En 1962, l’artiste commence à expérimenter une nouvelle technique qui marquera le tournant de sa production et donc de sa carrière. Il invente un nouveau système d’impression, appelé photosérigraphie, obtenu à partir d’une photographie en noir et blanc et de l’utilisation d’encres ou de couleurs, puis dupliqué sur la toile. “En août 1962, raconte Warhol, j’ai commencé à faire des sérigraphies. La méthode du moule en caoutchouc que j’avais utilisée jusque-là pour répéter les images m’a soudain semblé trop artisanale ; je voulais quelque chose de plus fort qui donnerait l’idée d’une chaîne de montage. En sérigraphie, on prend une photographie, on l’agrandit, on la transfère sur la soie en la protégeant avec de la colle, puis on l’encre, de sorte que l’encre passe à travers la soie mais pas à travers la colle. On obtient ainsi la même image chaque fois légèrement différente”. Il a commencé à appliquer cette technique en transformant des images de stars et d’objets de consommation en œuvres d’art, et des œuvres d’art en objets de consommation élevés au rang de stars.
Flowers of 1964 est une peinture acrylique et encre sérigraphique sur toile pour laquelle l’artiste est parti d’une photographie couleur de fleurs d’hibiscus prise par Patricia Caulfield et publiée dans le magazine Modern Photography en juin 1964. Warhol adapte l’image, la découpe et la déforme, la transformant et la rendant purement graphique. Il répète inlassablement la même photographie, témoignant d’un monde hâtif et consumériste, élevant la répétition obsessionnelle au rang d’art. Ses expériences visent la sérialité, la production rapide qui suit un rythme frénétique et serré, le même rythme que New York entend suivre avec sa société de consommation et son élan agité et constant vers l’avenir. L’artiste s’approprie ainsi desimages simples, directes et, d’une certaine manière, extrêmement didactiques, et surtout sans aucune touche personnelle, si ce n’est le hasard qui contribue à leur création.
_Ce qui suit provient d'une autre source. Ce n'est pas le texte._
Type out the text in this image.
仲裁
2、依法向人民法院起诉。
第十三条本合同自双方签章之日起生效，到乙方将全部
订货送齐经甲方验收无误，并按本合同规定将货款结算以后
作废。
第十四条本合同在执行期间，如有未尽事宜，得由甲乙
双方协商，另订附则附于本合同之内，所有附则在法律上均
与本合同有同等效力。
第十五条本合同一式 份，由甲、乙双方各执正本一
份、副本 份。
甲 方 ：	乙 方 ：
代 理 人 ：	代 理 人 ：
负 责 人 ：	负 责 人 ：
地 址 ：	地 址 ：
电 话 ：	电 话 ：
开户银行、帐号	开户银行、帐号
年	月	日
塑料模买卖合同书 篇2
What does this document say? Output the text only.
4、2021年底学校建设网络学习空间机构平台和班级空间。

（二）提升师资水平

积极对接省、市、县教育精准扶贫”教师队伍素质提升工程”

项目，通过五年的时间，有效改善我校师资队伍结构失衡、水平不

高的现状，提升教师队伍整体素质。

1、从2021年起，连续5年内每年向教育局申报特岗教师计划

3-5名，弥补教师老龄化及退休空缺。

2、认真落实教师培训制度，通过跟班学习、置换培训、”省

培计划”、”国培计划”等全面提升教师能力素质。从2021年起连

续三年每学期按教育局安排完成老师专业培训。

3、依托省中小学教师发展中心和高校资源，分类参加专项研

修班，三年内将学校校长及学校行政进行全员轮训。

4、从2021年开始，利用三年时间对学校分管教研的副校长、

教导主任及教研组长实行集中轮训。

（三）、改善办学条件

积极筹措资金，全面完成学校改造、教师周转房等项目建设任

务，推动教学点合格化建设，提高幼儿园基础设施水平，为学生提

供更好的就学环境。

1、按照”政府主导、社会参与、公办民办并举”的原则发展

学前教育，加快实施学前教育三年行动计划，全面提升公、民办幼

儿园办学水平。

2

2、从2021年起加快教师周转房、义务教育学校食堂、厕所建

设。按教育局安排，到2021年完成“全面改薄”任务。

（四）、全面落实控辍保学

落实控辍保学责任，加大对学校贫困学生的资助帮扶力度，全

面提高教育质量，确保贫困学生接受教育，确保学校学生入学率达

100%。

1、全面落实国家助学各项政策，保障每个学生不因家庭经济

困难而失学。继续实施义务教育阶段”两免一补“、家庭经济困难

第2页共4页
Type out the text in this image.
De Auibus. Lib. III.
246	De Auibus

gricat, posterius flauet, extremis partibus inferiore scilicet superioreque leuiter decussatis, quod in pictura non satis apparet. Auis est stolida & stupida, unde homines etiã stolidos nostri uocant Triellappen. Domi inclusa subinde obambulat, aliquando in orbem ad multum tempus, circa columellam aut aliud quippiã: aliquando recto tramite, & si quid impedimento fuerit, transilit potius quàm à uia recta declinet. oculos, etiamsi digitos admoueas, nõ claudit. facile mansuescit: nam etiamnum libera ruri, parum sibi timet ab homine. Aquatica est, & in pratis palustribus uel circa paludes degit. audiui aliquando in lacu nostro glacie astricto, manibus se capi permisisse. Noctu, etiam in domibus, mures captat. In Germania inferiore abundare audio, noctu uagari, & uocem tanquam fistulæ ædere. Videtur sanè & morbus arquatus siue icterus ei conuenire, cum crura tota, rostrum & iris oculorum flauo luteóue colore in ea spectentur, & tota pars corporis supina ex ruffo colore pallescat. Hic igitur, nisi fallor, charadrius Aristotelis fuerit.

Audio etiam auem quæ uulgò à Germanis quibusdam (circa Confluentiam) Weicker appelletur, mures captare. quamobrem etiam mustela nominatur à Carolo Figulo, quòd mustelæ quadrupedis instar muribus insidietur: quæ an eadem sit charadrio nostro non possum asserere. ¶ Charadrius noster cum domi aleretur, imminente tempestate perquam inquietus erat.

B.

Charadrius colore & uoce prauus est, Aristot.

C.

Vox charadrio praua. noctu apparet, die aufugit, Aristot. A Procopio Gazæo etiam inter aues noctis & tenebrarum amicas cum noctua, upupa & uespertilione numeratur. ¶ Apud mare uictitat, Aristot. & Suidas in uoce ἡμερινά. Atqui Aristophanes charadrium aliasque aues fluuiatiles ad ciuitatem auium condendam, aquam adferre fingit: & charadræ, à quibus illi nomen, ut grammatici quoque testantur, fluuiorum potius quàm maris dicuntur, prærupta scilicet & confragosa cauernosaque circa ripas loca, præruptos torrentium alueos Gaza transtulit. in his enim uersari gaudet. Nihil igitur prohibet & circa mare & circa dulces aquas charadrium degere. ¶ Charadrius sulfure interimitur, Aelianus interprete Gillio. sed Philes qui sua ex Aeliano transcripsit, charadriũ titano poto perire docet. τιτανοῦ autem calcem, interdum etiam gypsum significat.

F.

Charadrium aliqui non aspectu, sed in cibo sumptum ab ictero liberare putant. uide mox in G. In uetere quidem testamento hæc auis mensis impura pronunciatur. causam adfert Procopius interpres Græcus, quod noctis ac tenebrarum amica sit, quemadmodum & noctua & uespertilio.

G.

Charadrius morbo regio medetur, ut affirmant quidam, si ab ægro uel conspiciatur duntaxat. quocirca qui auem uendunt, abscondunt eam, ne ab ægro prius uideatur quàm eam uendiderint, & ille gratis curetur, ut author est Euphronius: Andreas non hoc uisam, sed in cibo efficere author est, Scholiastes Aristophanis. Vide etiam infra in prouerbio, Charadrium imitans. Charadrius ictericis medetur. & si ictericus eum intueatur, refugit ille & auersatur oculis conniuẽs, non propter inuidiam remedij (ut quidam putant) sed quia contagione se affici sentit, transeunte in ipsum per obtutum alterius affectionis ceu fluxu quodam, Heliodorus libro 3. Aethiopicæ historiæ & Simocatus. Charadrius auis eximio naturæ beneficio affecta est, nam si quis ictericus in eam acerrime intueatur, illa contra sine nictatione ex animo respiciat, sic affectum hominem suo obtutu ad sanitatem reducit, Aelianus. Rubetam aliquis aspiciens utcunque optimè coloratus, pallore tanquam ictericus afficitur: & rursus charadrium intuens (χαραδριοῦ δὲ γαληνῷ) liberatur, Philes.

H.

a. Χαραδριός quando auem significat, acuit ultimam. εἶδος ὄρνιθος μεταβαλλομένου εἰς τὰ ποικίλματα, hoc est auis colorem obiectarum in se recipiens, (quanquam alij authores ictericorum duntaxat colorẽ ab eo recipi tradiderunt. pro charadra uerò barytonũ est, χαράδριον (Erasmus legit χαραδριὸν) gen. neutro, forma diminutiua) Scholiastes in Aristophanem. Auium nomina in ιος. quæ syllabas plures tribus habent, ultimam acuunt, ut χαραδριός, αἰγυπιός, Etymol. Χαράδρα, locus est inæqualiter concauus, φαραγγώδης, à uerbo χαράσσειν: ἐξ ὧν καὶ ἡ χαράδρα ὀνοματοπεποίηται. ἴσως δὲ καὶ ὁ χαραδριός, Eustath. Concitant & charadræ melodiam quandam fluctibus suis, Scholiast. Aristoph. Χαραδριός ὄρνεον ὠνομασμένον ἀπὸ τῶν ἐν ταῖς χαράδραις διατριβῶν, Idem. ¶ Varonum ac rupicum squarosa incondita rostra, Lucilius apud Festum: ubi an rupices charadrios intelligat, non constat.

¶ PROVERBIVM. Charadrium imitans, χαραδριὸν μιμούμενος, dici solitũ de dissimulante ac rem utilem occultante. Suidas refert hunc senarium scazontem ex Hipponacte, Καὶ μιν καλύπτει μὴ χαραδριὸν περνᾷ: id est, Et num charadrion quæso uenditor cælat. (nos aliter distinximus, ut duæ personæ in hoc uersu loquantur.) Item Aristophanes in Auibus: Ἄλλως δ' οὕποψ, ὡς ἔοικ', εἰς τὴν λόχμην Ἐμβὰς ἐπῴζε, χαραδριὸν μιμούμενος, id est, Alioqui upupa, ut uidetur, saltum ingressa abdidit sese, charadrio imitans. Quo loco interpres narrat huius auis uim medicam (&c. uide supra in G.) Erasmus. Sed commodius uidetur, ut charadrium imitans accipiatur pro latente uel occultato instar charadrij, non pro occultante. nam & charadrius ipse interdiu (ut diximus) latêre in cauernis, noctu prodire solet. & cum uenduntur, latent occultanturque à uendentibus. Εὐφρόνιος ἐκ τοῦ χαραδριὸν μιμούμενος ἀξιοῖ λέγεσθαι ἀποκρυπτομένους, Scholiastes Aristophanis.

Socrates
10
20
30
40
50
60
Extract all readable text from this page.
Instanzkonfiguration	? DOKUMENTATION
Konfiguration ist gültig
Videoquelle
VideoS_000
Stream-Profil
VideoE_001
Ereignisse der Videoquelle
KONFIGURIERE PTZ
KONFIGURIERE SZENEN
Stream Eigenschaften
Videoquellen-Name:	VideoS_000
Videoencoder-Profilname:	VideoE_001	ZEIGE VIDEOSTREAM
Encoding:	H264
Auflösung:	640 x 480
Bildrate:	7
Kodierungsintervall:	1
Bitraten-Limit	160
Les œuvres de Warhol ne seront jamais les mêmes précisément parce que différents facteurs externes imprévus interviennent dans l’impression, toutes ces taches typiques de l’existence s’incarnent sur la toile. Ainsi, grâce à l’excès ou à l’insuffisance d’encre, à la couleur toujours changeante, à la toile plus ou moins tendue, à la pression forte ou trop légère, ces petits imprévus créent des œuvres nouvelles et toujours différentes.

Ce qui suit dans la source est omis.